Every charter school in the district — and that includes 52 affiliated and more than 200 independent schools — must craft an individual Local Control Accountability Plan (LCAP) to show how it will disperse funds from Governor Jerry Brown’s new Local Control Funding Formula (LCFF).

Traditional LA Unified public schools are covered under the district’s LCAP, so they’ve been spared the extra paperwork.

“This is the fourth major plan that is due this month and on that timeline, the LCAP is the last one that’s due, so my attention has been on the first three,” Joe Martinez, principal of Carpenter Community Charter School in the Valley told LA School Report.

Martinez is also chairman of Valley Affiliated Charter Schools, a coalition of 43 charter schools in the San Fernando Valley who are working together to meet state and federal funding guidelines.

He says all charter schools have been facing deadlines for major issues.
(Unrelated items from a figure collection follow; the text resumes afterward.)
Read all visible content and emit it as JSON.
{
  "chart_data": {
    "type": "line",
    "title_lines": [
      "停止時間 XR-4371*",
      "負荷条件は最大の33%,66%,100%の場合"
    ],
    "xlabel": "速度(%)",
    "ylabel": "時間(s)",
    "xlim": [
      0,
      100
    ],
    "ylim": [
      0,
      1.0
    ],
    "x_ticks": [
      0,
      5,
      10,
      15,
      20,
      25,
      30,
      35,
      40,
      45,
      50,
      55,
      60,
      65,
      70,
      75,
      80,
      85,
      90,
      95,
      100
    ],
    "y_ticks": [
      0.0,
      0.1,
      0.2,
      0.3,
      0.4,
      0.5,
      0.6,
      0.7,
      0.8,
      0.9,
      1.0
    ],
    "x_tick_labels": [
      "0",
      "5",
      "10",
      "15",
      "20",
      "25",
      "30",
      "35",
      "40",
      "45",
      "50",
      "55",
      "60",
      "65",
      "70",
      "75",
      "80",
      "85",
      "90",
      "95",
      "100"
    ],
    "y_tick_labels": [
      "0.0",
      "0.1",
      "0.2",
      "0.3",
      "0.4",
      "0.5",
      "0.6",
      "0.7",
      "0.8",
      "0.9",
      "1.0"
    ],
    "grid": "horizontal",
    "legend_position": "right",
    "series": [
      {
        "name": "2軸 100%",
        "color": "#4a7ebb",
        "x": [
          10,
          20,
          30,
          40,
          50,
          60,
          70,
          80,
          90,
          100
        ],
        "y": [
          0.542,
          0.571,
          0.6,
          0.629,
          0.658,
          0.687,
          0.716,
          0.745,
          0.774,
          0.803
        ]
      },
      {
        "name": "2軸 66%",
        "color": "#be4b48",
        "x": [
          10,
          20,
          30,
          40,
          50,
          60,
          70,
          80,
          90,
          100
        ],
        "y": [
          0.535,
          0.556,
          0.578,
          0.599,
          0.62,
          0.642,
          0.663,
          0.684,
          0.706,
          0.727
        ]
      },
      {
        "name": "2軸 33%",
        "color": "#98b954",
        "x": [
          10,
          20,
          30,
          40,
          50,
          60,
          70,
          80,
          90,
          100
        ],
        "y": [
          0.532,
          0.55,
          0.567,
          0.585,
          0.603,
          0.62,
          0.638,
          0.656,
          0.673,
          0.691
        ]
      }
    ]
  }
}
Orders for textbooks were due last week, each school’s Single Plan for Student Achievement is due to the state at the end of the week, and next week, they’ll have to finalize their annual budgets for the 2014-15 school year.
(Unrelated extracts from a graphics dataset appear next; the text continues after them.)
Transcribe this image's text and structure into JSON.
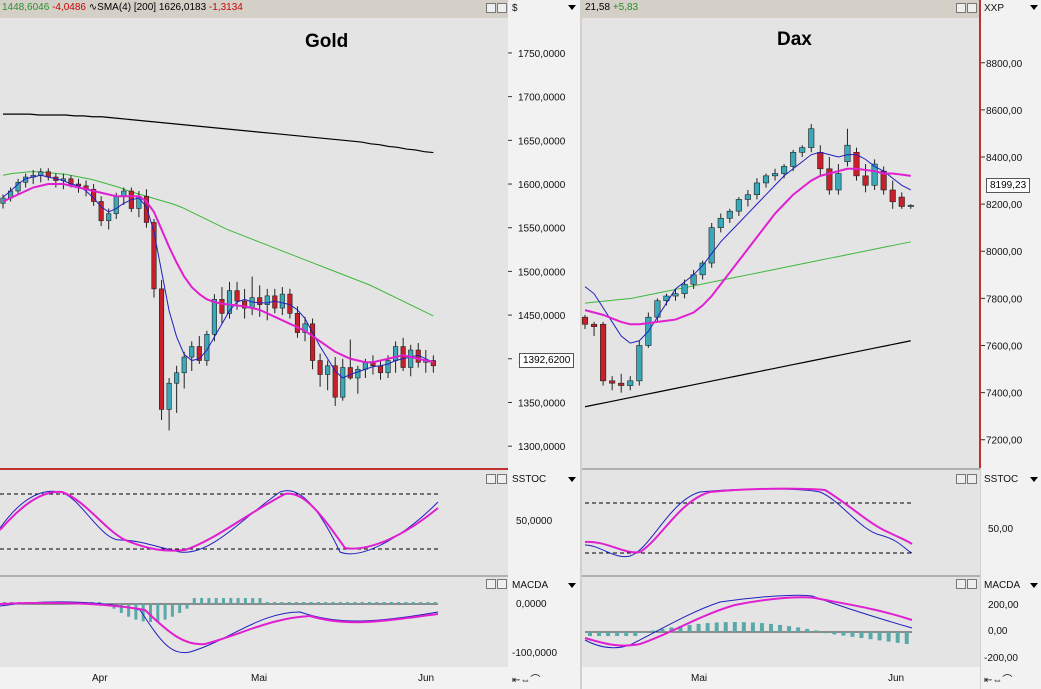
{
  "colors": {
    "up": "#3aa8b8",
    "down": "#c8202a",
    "sma_fast": "#2020c0",
    "sma_mag": "#e020d0",
    "sma_green": "#3cb83c",
    "sma_black": "#000000",
    "red_line": "#d02020"
  },
  "left": {
    "header": {
      "last": "1448,6046",
      "chg": "-4,0486",
      "sma_label": "SMA(4) [200]",
      "sma_val": "1626,0183",
      "sma_chg": "-1,3134"
    },
    "title": "Gold",
    "axis_unit": "$",
    "price_box": "1392,6200",
    "stoch_label": "SSTOC",
    "stoch_tick": "50,0000",
    "macd_label": "MACDA",
    "macd_ticks": [
      "0,0000",
      "-100,0000"
    ],
    "months": [
      "Apr",
      "Mai",
      "Jun"
    ]
  },
  "right": {
    "header": {
      "last": "21,58",
      "chg": "+5,83"
    },
    "title": "Dax",
    "axis_unit": "XXP",
    "price_box": "8199,23",
    "stoch_label": "SSTOC",
    "stoch_tick": "50,00",
    "macd_label": "MACDA",
    "macd_ticks": [
      "200,00",
      "0,00",
      "-200,00"
    ],
    "months": [
      "Mai",
      "Jun"
    ]
  },
  "chart_data": [
    {
      "type": "candlestick",
      "title": "Gold",
      "yticks": [
        1300,
        1350,
        1400,
        1450,
        1500,
        1550,
        1600,
        1650,
        1700,
        1750
      ],
      "ytick_labels": [
        "1300,0000",
        "1350,0000",
        "1400,0000",
        "1450,0000",
        "1500,0000",
        "1550,0000",
        "1600,0000",
        "1650,0000",
        "1700,0000",
        "1750,0000"
      ],
      "ylim": [
        1275,
        1790
      ],
      "last_price": 1392.62,
      "candles": [
        [
          1578,
          1588,
          1572,
          1584
        ],
        [
          1584,
          1596,
          1580,
          1592
        ],
        [
          1592,
          1606,
          1588,
          1602
        ],
        [
          1602,
          1612,
          1596,
          1608
        ],
        [
          1608,
          1616,
          1600,
          1610
        ],
        [
          1610,
          1618,
          1602,
          1614
        ],
        [
          1614,
          1618,
          1604,
          1608
        ],
        [
          1608,
          1612,
          1596,
          1604
        ],
        [
          1604,
          1612,
          1594,
          1606
        ],
        [
          1606,
          1610,
          1596,
          1600
        ],
        [
          1600,
          1606,
          1590,
          1598
        ],
        [
          1598,
          1604,
          1586,
          1594
        ],
        [
          1594,
          1600,
          1575,
          1580
        ],
        [
          1580,
          1586,
          1552,
          1558
        ],
        [
          1558,
          1572,
          1548,
          1566
        ],
        [
          1566,
          1590,
          1560,
          1586
        ],
        [
          1586,
          1596,
          1576,
          1592
        ],
        [
          1592,
          1596,
          1568,
          1572
        ],
        [
          1572,
          1592,
          1562,
          1586
        ],
        [
          1586,
          1594,
          1550,
          1556
        ],
        [
          1556,
          1560,
          1470,
          1480
        ],
        [
          1480,
          1490,
          1330,
          1342
        ],
        [
          1342,
          1378,
          1318,
          1372
        ],
        [
          1372,
          1392,
          1338,
          1384
        ],
        [
          1384,
          1408,
          1366,
          1402
        ],
        [
          1402,
          1420,
          1386,
          1414
        ],
        [
          1414,
          1426,
          1394,
          1398
        ],
        [
          1398,
          1432,
          1392,
          1428
        ],
        [
          1428,
          1474,
          1420,
          1468
        ],
        [
          1468,
          1482,
          1440,
          1452
        ],
        [
          1452,
          1488,
          1446,
          1478
        ],
        [
          1478,
          1488,
          1456,
          1466
        ],
        [
          1466,
          1480,
          1446,
          1458
        ],
        [
          1458,
          1494,
          1450,
          1470
        ],
        [
          1470,
          1484,
          1448,
          1462
        ],
        [
          1462,
          1480,
          1444,
          1472
        ],
        [
          1472,
          1480,
          1452,
          1458
        ],
        [
          1458,
          1482,
          1450,
          1474
        ],
        [
          1474,
          1480,
          1446,
          1452
        ],
        [
          1452,
          1460,
          1424,
          1430
        ],
        [
          1430,
          1448,
          1420,
          1440
        ],
        [
          1440,
          1446,
          1388,
          1398
        ],
        [
          1398,
          1406,
          1368,
          1382
        ],
        [
          1382,
          1398,
          1364,
          1392
        ],
        [
          1392,
          1402,
          1346,
          1356
        ],
        [
          1356,
          1400,
          1352,
          1390
        ],
        [
          1390,
          1422,
          1376,
          1378
        ],
        [
          1378,
          1392,
          1360,
          1388
        ],
        [
          1388,
          1400,
          1378,
          1396
        ],
        [
          1396,
          1404,
          1382,
          1392
        ],
        [
          1392,
          1398,
          1376,
          1384
        ],
        [
          1384,
          1404,
          1378,
          1398
        ],
        [
          1398,
          1420,
          1384,
          1414
        ],
        [
          1414,
          1424,
          1386,
          1390
        ],
        [
          1390,
          1416,
          1380,
          1410
        ],
        [
          1410,
          1418,
          1390,
          1396
        ],
        [
          1396,
          1410,
          1384,
          1398
        ],
        [
          1398,
          1404,
          1384,
          1392
        ]
      ],
      "ma_fast": [
        1585,
        1592,
        1600,
        1606,
        1608,
        1610,
        1608,
        1606,
        1604,
        1600,
        1598,
        1592,
        1584,
        1574,
        1568,
        1572,
        1578,
        1582,
        1584,
        1574,
        1545,
        1500,
        1455,
        1425,
        1405,
        1398,
        1400,
        1410,
        1425,
        1440,
        1455,
        1465,
        1468,
        1465,
        1464,
        1464,
        1466,
        1464,
        1462,
        1456,
        1446,
        1430,
        1414,
        1400,
        1386,
        1378,
        1382,
        1385,
        1388,
        1391,
        1392,
        1394,
        1398,
        1400,
        1402,
        1404,
        1400,
        1396
      ],
      "ma_mag": [
        1580,
        1584,
        1588,
        1592,
        1596,
        1598,
        1600,
        1600,
        1600,
        1598,
        1596,
        1594,
        1592,
        1590,
        1588,
        1586,
        1586,
        1586,
        1586,
        1580,
        1568,
        1548,
        1528,
        1510,
        1494,
        1482,
        1474,
        1468,
        1465,
        1463,
        1462,
        1461,
        1460,
        1458,
        1456,
        1452,
        1448,
        1444,
        1440,
        1436,
        1432,
        1426,
        1420,
        1414,
        1408,
        1404,
        1400,
        1398,
        1396,
        1396,
        1398,
        1400,
        1402,
        1404,
        1402,
        1400,
        1398,
        1396
      ],
      "ma_green": [
        1610,
        1612,
        1613,
        1614,
        1614,
        1613,
        1612,
        1611,
        1609,
        1607,
        1605,
        1602,
        1599,
        1596,
        1592,
        1589,
        1586,
        1583,
        1580,
        1577,
        1573,
        1568,
        1563,
        1558,
        1553,
        1548,
        1544,
        1540,
        1536,
        1532,
        1528,
        1524,
        1520,
        1516,
        1512,
        1508,
        1504,
        1500,
        1496,
        1492,
        1488,
        1484,
        1479,
        1474,
        1469,
        1464,
        1459,
        1454,
        1449
      ],
      "ma_black": [
        1680,
        1680,
        1680,
        1680,
        1679,
        1679,
        1679,
        1679,
        1678,
        1678,
        1677,
        1677,
        1676,
        1675,
        1674,
        1673,
        1672,
        1671,
        1670,
        1669,
        1668,
        1667,
        1666,
        1665,
        1664,
        1663,
        1662,
        1661,
        1660,
        1659,
        1658,
        1657,
        1656,
        1655,
        1654,
        1653,
        1652,
        1651,
        1650,
        1649,
        1648,
        1646,
        1645,
        1643,
        1642,
        1640,
        1639,
        1637,
        1636
      ]
    },
    {
      "type": "candlestick",
      "title": "Dax",
      "yticks": [
        7200,
        7400,
        7600,
        7800,
        8000,
        8200,
        8400,
        8600,
        8800
      ],
      "ytick_labels": [
        "7200,00",
        "7400,00",
        "7600,00",
        "7800,00",
        "8000,00",
        "8200,00",
        "8400,00",
        "8600,00",
        "8800,00"
      ],
      "ylim": [
        7080,
        8990
      ],
      "last_price": 8199.23,
      "candles": [
        [
          7720,
          7730,
          7670,
          7690
        ],
        [
          7690,
          7700,
          7640,
          7680
        ],
        [
          7690,
          7700,
          7430,
          7450
        ],
        [
          7450,
          7470,
          7410,
          7440
        ],
        [
          7440,
          7480,
          7400,
          7430
        ],
        [
          7430,
          7470,
          7410,
          7450
        ],
        [
          7450,
          7620,
          7430,
          7600
        ],
        [
          7600,
          7740,
          7590,
          7720
        ],
        [
          7720,
          7800,
          7700,
          7790
        ],
        [
          7790,
          7820,
          7770,
          7810
        ],
        [
          7810,
          7840,
          7790,
          7820
        ],
        [
          7820,
          7880,
          7800,
          7860
        ],
        [
          7860,
          7920,
          7840,
          7900
        ],
        [
          7900,
          7960,
          7880,
          7950
        ],
        [
          7950,
          8120,
          7930,
          8100
        ],
        [
          8100,
          8160,
          8080,
          8140
        ],
        [
          8140,
          8180,
          8120,
          8170
        ],
        [
          8170,
          8230,
          8150,
          8220
        ],
        [
          8220,
          8260,
          8190,
          8240
        ],
        [
          8240,
          8310,
          8220,
          8290
        ],
        [
          8290,
          8330,
          8270,
          8320
        ],
        [
          8320,
          8350,
          8300,
          8330
        ],
        [
          8330,
          8370,
          8310,
          8360
        ],
        [
          8360,
          8430,
          8340,
          8420
        ],
        [
          8420,
          8450,
          8400,
          8440
        ],
        [
          8440,
          8540,
          8420,
          8520
        ],
        [
          8420,
          8450,
          8320,
          8350
        ],
        [
          8350,
          8400,
          8240,
          8260
        ],
        [
          8260,
          8370,
          8240,
          8330
        ],
        [
          8380,
          8520,
          8360,
          8450
        ],
        [
          8420,
          8440,
          8300,
          8320
        ],
        [
          8320,
          8370,
          8250,
          8280
        ],
        [
          8280,
          8390,
          8260,
          8370
        ],
        [
          8340,
          8360,
          8240,
          8260
        ],
        [
          8260,
          8300,
          8180,
          8210
        ],
        [
          8230,
          8250,
          8180,
          8190
        ],
        [
          8190,
          8200,
          8180,
          8195
        ]
      ],
      "ma_fast": [
        7850,
        7820,
        7760,
        7700,
        7640,
        7610,
        7620,
        7660,
        7720,
        7780,
        7840,
        7870,
        7900,
        7940,
        7990,
        8040,
        8080,
        8120,
        8160,
        8200,
        8240,
        8280,
        8320,
        8350,
        8380,
        8410,
        8420,
        8410,
        8400,
        8410,
        8410,
        8390,
        8360,
        8340,
        8310,
        8280,
        8260
      ],
      "ma_mag": [
        7750,
        7740,
        7730,
        7715,
        7700,
        7690,
        7690,
        7695,
        7700,
        7705,
        7710,
        7725,
        7740,
        7770,
        7810,
        7860,
        7910,
        7960,
        8010,
        8060,
        8110,
        8160,
        8200,
        8240,
        8270,
        8300,
        8320,
        8330,
        8340,
        8350,
        8350,
        8345,
        8340,
        8330,
        8330,
        8325,
        8320
      ],
      "ma_green": [
        7780,
        7785,
        7790,
        7795,
        7800,
        7810,
        7820,
        7830,
        7840,
        7850,
        7860,
        7870,
        7880,
        7890,
        7900,
        7910,
        7920,
        7930,
        7940,
        7950,
        7960,
        7970,
        7980,
        7990,
        8000,
        8010,
        8020,
        8030,
        8040
      ],
      "ma_black": [
        7340,
        7350,
        7360,
        7370,
        7380,
        7390,
        7400,
        7410,
        7420,
        7430,
        7440,
        7450,
        7460,
        7470,
        7480,
        7490,
        7500,
        7510,
        7520,
        7530,
        7540,
        7550,
        7560,
        7570,
        7580,
        7590,
        7600,
        7610,
        7620
      ]
    }
  ]
}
“Once those get done, then I’ll start focusing on the LCAP,” Martinez said.

That’s not to say they charters and the district haven’t been preparing for the April 30 LCAP deadline.

Jose Cole-Gutierrez, chief of the charter schools division for the district, met with all affiliated charter school leaders last week.

“We’ve given them templates to use as models so that they’re not all starting from scratch,” he told LA School Report.

“We know there’s a lot on principals’ plates, and the LCAP is new, but we’ve tried to create a web of support [for charter schools],” he said.

The district has assembled a team with members from six offices including Budget Services and the Office of Instruction to help affiliated charter school leaders navigate the new process.

Once the district has approved the charter school LCAPs, they head to the state in July.

When asked if he is stressed about the approaching due date, Martinez laughed and said, “We’re not going to lose sleep over it, we’re just going to make sure it gets done.”